What You Need to Know About Tea Tree Oil

November 12, 2012

What You Need to Know About Tea Tree Oil

Tea tree essential oil or aromatherapy oil is made from the tea tree plant (Melaleuca alternifolia). Although called a tree, the plant really looks more like a shrub. As the common name suggests, people at one time drank the leaves like they would tea leaves. However, it doesn’t make as tasty a drink as tea leaves from the tea bush (Camellia sinensis). Drinking tea made from the leaves may also cause diarrhea, vomiting, confusion and coma.

Originally found in Australia, the plant is now grown in the American southwest and parts of Africa. The essential oil is made from distilling the leaves with intense steam heat. The oil is in demand all over the world for a variety of uses from scenting lamp oils to being a crucial ingredient in cosmetics such as shampoos and skin lotions.

Characteristics and Use

Tea tree oil includes terpenoids, which help kill fungi and bacteria. This makes the oil a great antiseptic. The type of terpenoid most found in tea tree oil is called terpenin-4-ol. Australian aboriginal people knew of these properties centuries before doctors discovered how people become ill. The aborigines used crushed leaves on minor burns, wounds and infections.
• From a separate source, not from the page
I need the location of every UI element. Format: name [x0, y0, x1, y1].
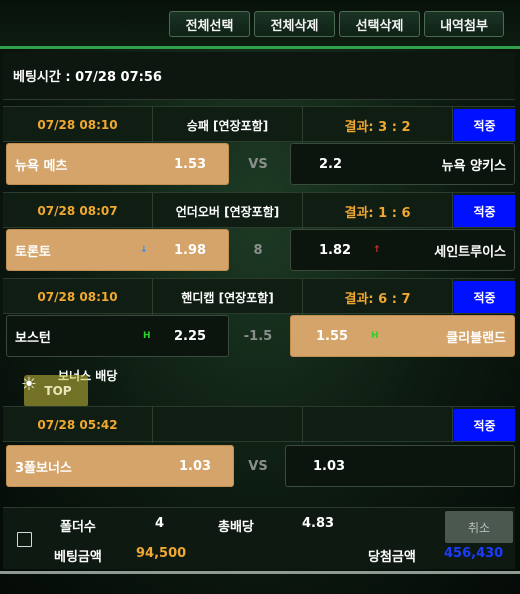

This oil, although natural, still needs to be treated with respect. It’s nest to use a diluted version than full-strength. Always test a small patch of skin before using a large amount. In 24 hours, if that patch of skin has not reddened, blistered or become itchy, then it should be safe to use in larger quantities. If a boy’s breasts become larger when using this oil, discontinue use. Never let children or pets drink this oil because they could become poisoned.

Medical Conditions Treated Today with Melaleuca alternifolia

Modern medicine has studied this remarkable essential oil and found it effective in these four conditions:

Athlete’s foot: According to one study, 64% of people with athlete’s foot were cured in one month when they used a solution containing 50% tea tree oil. Compare this to a mere 31% cure rate for people using a placebo solution.

Toenail fungal infection: Three separate tests reported that use of 100% pure oil cured stubborn toenail infections within 6 months. Volunteers that suffered from toenail fungus used the oil twice a day. Although this may sound like a long time for a cure, this is the same cure time as for a person treated with 1% clotrimazole anti-fungal ointment. This is one of the very few times that this oil can be used full-strength.

Acne: according to a large study at the Royal Prince Alfred Hospital in Australia, tea tree oil gel took longer than benzoil peroxide to reduce or clear up acne, but caused fewer side effects. The gel took an average of twice as long as benzoil peroxide to work. But 79% of the volunteers using benzoil peroxide reported that their treated skin stung, itched, burned or became very dry.

Dandruff: Shampoo containing 5% oil from Melaleuca alternifolia was used in 126 people with mild to medium-level dandruff. Their scalps cleared up within 4 weeks.